Guarding against the internet of troubles

01 December 2017
The Cyber Security Foundry launch (left to right - Paul Ash, Director of the National Cyber Policy Office, Professor Steven Galbraith, Associate Professor Alexandra Sims, Professor John Hosking, Dean of Science and Associate Professor Giovanni Russello)
The Cyber Security Foundry launch (left to right - Paul Ash, Director of the National Cyber Policy Office, Professor Steven Galbraith, Associate Professor Alexandra Sims, Professor John Hosking, Dean of Science and Associate Professor Giovanni Russello)

In a world where we will have 30 billion internet capable devices by 2020, the ‘internet of things’ is more accurately the ‘internet of troubles’ for those in cyber security trying to stay ahead of the game.

“The internet of things – the network of devices, home appliances and vehicles that can talk to each other – is leading us towards a smarter way in which to run our lives,” says Associate Professor Giovanni Russello from the University of Auckland’s Faculty of Science.

“However, it also increases the number of paths malicious entities can navigate to penetrate an organisation and its networks.

“Currently, the lack of standardisation for hardware and software makes things even cloudier. Software deployed into 'internet of things' devices is often proprietary and rigged with vulnerabilities.

“Other devices can ‘listen in’ on the conversations and extract information that can be used maliciously – even your ‘smart’ fridge can be used for a ‘man in the middle’ attack.”

This is where the new Cyber Security Foundry comes in.

Launched on 29 November during Cyber Smart Week, the Foundry, led by Associate Professor Giovanni Russello, Professor Steven Galbraith and Associate Professor Alexandra Sims, intends to develop more secure and resilient infrastructures for all our futures.

The group will draw on the combined expertise of researchers in science, engineering, law and business to work on real-world problems and support industry and other organisations against cyber security threats.

Alex Sims' speciality is blockchain – a continuously growing list of records or data called ‘blocks’, which are secured using cryptography and inherently resistant to modification.

“Email is appallingly insecure and blockchain provides greater protection than current security systems,” she says. “Governments including Australia and the United Kingdom and multi-national corporations such as IBM and Microsoft are already pouring money into the development of blockchain technology.”

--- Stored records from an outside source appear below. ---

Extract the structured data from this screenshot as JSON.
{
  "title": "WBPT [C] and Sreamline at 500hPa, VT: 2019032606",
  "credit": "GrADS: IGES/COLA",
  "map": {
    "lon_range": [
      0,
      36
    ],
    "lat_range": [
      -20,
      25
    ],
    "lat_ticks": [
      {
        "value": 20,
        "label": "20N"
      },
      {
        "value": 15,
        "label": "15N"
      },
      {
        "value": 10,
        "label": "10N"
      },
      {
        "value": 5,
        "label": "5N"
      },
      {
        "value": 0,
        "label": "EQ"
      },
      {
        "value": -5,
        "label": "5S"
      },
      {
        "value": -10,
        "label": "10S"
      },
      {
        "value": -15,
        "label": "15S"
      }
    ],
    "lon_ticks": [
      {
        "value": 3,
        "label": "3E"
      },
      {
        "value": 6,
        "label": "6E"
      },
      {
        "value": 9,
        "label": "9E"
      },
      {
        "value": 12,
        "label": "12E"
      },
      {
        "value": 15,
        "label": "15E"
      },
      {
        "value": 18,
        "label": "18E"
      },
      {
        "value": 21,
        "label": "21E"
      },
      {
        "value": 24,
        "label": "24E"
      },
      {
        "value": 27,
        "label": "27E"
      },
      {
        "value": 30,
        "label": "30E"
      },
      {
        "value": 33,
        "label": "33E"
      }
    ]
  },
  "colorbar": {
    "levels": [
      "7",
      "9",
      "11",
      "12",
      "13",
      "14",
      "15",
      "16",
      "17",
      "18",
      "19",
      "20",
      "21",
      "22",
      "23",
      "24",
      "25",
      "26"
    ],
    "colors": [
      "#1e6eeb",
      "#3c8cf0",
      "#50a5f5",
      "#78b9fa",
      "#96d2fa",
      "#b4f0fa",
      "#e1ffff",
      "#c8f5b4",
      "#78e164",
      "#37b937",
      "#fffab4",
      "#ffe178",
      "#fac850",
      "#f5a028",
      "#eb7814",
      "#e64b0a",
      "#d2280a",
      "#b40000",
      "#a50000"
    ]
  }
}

Steven Galbraith’s work anticipates a world where quantum computers (which use qubits rather than binary ones and zeros) are the norm.

“The technology is still another 15 to 20 years away, but once it is widely available quantum computers will be able to break all currently used public key cryptosystems,” he explains. “We need to start the preparatory work now to develop the tools to secure the internet in the future.”

Paul Ash, Director of the National Cyber Policy Office says he is pleased to see the launch of a centre dedicated to new and exciting industry-focused research.

“Collaborative work between government, business and research institutions will make us all stronger,” he says. “We need to lift New Zealand’s cyber security capability to protect ourselves and our data, and partnerships like the Foundry are essential to achieving this.

“You need a smart pool of academics backing up work in the cyber security area, so that security is ‘baked’ into the ‘internet of things’. Having researchers working alongside industry delivers outcomes that are better than that sum of their parts.”

Mr Ash says geographical isolation is no protection against information security. “We are moving at speed towards smart homes and smart cities – we need to be sure we can do that securely.”

The Cyber Security Foundry will create a stimulating environment for research, the dissemination of research and the next generation of cyber security practitioners. The Foundry will be hosting its first forum on 21 February 2018.